Most Australians think that because they have been paying into super for decades they are automatically moving toward a comfortable retirement. They see a number on their statement. They nod. They think
“She’ll be right. Surely it will be fine.”
Alright here is what that really means.
No. Absolutely not. Because here is the truth that almost no one says out loud. Most Australians after 40 years of compulsory super still retire on the pension. Not because they failed. Not because they were irresponsible. But because the system itself was never built to get them off the pension.
Super Was Supposed To Fix Retirement. It Did Not.
When compulsory super began the promise was simple. Save while you work. Retire comfortably when you stop. That was the dream. But the real world numbers tell a different story.

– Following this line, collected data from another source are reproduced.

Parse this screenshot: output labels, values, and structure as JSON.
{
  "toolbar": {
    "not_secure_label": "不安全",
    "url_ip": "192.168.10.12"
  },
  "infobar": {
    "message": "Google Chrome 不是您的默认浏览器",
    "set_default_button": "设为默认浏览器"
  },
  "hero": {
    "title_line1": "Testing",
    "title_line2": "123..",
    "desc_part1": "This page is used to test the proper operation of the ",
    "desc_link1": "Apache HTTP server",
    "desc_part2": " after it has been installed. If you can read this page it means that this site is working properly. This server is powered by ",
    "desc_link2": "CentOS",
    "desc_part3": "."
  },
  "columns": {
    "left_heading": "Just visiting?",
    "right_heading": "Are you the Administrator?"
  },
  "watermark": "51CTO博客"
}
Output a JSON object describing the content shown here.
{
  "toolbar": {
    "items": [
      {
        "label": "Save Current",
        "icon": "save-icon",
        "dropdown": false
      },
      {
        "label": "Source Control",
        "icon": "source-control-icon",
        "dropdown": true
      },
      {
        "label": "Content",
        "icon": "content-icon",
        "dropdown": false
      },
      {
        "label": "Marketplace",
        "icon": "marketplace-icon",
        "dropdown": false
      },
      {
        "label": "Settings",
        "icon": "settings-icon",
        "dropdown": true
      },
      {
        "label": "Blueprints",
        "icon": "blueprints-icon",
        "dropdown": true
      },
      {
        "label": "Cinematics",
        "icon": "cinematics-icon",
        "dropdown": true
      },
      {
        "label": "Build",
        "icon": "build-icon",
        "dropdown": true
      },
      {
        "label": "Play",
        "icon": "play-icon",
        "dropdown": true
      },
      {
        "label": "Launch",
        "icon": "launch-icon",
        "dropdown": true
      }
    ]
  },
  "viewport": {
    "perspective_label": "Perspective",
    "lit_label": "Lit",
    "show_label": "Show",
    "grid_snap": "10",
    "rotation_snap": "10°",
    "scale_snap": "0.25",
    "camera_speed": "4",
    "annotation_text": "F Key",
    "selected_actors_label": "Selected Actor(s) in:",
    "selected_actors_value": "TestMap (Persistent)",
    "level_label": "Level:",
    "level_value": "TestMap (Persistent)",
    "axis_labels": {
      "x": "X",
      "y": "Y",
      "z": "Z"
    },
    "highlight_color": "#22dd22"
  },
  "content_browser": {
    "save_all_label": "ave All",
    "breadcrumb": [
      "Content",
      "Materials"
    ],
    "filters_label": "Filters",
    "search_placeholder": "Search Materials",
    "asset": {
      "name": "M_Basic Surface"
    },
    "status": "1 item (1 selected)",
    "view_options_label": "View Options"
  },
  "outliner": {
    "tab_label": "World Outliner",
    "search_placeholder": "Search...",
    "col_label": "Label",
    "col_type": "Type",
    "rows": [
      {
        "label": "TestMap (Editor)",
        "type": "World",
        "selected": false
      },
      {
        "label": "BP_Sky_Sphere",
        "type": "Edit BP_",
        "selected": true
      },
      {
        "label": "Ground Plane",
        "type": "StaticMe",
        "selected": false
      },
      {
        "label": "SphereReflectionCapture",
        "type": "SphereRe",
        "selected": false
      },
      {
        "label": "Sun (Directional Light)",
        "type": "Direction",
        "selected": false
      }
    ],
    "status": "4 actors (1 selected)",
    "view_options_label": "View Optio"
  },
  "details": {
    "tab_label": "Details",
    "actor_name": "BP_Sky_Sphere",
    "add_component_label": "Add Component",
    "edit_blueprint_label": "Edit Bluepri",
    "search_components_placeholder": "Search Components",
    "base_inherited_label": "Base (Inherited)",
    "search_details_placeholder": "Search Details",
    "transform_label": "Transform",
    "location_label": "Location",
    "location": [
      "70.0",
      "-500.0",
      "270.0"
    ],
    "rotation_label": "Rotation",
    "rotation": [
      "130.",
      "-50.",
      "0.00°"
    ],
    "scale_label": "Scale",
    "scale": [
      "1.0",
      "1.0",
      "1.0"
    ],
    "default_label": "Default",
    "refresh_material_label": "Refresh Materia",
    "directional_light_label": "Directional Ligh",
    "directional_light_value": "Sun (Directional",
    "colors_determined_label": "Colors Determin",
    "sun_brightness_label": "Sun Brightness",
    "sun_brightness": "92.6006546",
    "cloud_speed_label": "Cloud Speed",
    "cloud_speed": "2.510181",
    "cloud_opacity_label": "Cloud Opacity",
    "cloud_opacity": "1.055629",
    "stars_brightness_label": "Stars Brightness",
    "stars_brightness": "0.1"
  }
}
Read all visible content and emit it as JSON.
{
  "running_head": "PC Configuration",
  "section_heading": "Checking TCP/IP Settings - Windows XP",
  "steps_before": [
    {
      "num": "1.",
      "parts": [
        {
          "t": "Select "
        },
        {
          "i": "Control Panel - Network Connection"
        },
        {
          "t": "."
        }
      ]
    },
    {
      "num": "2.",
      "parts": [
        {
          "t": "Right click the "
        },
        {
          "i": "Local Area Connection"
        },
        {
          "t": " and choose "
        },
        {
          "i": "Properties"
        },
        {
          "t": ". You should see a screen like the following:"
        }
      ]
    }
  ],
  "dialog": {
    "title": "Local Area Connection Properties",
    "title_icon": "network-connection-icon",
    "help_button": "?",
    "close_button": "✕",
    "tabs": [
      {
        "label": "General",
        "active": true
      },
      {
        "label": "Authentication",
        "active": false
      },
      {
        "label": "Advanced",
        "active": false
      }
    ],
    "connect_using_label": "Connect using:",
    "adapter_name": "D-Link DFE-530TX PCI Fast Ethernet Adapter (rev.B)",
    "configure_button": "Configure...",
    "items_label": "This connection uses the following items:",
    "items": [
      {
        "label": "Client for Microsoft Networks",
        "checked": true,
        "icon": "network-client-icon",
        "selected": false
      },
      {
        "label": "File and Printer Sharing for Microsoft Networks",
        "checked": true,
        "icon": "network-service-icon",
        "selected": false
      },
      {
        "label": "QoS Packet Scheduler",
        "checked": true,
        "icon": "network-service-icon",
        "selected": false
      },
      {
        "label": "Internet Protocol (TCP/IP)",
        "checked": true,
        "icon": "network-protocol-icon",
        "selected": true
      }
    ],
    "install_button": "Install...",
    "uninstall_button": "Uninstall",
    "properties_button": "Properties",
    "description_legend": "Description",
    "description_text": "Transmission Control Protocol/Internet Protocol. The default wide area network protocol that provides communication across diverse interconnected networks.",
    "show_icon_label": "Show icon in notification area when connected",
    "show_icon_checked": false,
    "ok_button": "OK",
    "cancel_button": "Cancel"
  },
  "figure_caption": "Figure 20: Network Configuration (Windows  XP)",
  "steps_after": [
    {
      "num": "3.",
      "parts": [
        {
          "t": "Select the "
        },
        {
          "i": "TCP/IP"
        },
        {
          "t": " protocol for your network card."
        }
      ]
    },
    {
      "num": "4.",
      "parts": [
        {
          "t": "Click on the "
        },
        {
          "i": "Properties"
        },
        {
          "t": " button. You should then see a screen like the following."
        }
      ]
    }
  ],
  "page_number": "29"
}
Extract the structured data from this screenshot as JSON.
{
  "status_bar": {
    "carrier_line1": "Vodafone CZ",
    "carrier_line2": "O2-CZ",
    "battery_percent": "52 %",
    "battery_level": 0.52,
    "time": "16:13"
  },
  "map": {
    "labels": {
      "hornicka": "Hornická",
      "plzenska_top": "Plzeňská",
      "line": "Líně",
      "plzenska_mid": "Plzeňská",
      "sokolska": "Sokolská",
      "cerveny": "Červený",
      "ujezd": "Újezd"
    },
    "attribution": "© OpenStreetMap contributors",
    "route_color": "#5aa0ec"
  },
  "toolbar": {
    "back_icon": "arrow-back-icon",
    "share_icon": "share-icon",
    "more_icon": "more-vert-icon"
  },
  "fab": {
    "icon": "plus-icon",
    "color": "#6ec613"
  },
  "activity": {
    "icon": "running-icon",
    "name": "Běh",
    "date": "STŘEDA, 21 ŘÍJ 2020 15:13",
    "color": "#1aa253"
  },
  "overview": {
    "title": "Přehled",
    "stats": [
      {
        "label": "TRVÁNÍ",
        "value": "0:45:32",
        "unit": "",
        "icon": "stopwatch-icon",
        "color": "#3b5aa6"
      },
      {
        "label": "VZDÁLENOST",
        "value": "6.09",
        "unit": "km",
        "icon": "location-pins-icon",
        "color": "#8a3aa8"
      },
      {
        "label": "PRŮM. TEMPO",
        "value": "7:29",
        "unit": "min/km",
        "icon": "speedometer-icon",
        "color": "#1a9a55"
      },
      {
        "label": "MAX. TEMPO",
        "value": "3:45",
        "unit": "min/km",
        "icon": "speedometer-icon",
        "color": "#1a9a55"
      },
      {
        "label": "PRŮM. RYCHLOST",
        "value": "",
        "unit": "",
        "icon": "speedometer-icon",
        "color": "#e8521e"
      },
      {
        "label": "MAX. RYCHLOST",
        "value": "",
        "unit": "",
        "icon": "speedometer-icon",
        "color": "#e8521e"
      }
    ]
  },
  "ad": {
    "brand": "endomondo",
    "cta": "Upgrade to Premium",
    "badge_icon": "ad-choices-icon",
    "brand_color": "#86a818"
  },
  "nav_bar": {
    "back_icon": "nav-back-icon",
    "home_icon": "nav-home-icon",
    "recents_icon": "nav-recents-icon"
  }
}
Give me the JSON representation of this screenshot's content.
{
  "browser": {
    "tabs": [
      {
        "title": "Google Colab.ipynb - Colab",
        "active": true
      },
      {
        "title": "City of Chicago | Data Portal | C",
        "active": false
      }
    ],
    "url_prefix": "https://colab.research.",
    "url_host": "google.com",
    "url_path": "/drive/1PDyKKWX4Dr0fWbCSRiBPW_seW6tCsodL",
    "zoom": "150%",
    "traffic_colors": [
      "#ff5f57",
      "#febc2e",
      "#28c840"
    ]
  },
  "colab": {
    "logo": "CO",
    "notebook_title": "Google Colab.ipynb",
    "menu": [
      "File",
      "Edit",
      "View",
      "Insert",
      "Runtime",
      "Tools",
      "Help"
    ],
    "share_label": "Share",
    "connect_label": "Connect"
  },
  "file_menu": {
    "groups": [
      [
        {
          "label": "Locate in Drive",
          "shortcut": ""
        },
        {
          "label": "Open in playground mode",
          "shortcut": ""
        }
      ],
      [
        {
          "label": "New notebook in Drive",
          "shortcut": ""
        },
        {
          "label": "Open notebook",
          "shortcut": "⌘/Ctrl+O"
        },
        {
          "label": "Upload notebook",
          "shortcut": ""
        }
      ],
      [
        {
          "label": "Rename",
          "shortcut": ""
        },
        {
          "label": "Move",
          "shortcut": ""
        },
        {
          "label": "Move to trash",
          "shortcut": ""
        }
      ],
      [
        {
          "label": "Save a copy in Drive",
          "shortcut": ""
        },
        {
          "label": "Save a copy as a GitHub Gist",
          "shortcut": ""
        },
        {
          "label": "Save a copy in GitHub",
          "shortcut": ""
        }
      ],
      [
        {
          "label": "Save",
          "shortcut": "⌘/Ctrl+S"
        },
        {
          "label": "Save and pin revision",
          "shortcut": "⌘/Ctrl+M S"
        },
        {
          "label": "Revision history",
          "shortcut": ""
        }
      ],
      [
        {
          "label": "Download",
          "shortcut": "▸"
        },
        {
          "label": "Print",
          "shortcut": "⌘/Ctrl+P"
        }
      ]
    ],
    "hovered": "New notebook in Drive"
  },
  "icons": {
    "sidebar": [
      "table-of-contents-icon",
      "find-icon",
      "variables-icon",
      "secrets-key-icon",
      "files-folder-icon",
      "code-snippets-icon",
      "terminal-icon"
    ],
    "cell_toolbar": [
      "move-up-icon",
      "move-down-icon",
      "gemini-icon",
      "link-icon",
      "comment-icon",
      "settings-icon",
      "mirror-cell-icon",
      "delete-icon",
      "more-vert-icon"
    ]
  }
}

According to the Australian Institute of Health and Welfare, 62 percent of retirees still rely on the Age Pension as their main income.
https://www.aihw.gov.au/reports/older-people/older-australians
Alright here is what that really means.
Super did not replace the pension. It just delayed the moment people arrived at Centrelink.
The Numbers Tell A Very Different Story
Here is where the illusion really cracks. The median super balance at retirement is around 180,000 dollars according to the ATO.
https://www.ato.gov.au
That may look alright when you see it as one big number. But convert it into income and you end up with something like 300 dollars a week.
Alright here is what that really means. That is not a retirement. That is a slow financial chokehold. And here is the kicker.
Research from the Productivity Commission showed that almost one third of Australians now reach retirement still owing money on their mortgage.
https://www.pc.gov.au
So you are meant to retire on a smaller income with the same bills and rising costs in a country where everything from milk to petrol is auditioning for the Olympics. No wonder the pension keeps catching people.
The Accumulation Illusion
Super funds focus on one thing. Growing a balance. The bigger the number the better the narrative. They talk about ten-year averages. Long term performance. Diversification. Lifecycle options. It all sounds impressive but it misses the only point that matters. A balance is not a retirement plan. A lump sum is not income. A projected return is not groceries. The Actuaries Institute summarised it perfectly:
“Accumulation balances do not translate directly into sustainable retirement income. Members remain unclear about what their balance actually means.”
Actuaries Institute
https://www.actuaries.asn.au
Alright here is what that really means.
The system is designed to show you a number, not to show you a future.
Why The Pension Keeps Catching Australians
Here is the underlying problem. Most super accounts are built for accumulation, not for income. Markets go up and down. Fees go out no matter what. Balances fluctuate. And when a retiree suddenly needs predictable income super suddenly looks like a shaky bridge.
So, what do people do?
They fall back on the pension. Not because they want to. Because the system quietly assumed they would. The Grattan Institute warned in 2023:
“Most Australians will continue to rely heavily on the Age Pension because superannuation balances alone will not provide adequate retirement incomes for a majority of workers.”
Grattan Institute
https://grattan.edu.au
Alright here is what that really means.
Super was never designed to fully fund your retirement. It was designed to fund part of it. The government assumed Centrelink would cover the rest.
The Missing Ingredient Real Income
This is the part no one teaches. A good retirement comes from income.
An incomes that is predictable, consistent, stable and understandable.
The people who retire well, the ones who travel, the ones who never worry at the checkout and the ones who do not freeze at the sight of a power bill,- they all have one thing in common.
Income that arrives no matter what markets are doing.
And what produces that?
Assets that pay you, rather than assets you stare at on a statement.
Alright here is what that really means.
If your retirement depends on whether the market has a mood swing, you do not have a retirement.
You have a gamble.
Where Super Equity Link Fits Into This
Super Equity link is not about magic. It is about replacing uncertainty with structure. Inside your super you can own an income producing property.
A real asset.
A visible asset.
An asset that pays rent every month.
Rent that does not care about Wall Street or headlines or elections.
You know what rent is.
You know what property is.
You know what income feels like when it turns up consistently.
That is what retirement should look like.
Something that works in the real world, not just on a glossy statement.
What You Should Take Away
Most Australians retire on the pension after 40 years of super. Not because they failed. But because the system was never designed to lift them out of it.
Your retirement is not a balance. It is not a projection. It is not a decade of averages. It is income. Real income.
If you want a retirement that actually works you need assets that pay you not hope that your balance does not run out.
If you would not build a house on hope, why would you build your retirement on it?
References
Actuaries Institute. (2023). Retirement income report.
https://www.actuaries.asn.au
Australian Institute of Health and Welfare. (2023). Older Australians: Income and finances.
https://www.aihw.gov.au/reports/older-people/older-australians
Australian Taxation Office. (2024). Super account balances data.
https://www.ato.gov.au
Grattan Institute. (2023). Balancing budgets and retirement incomes.
https://grattan.edu.au
Productivity Commission. (2019). Superannuation: Assessing efficiency and competitiveness.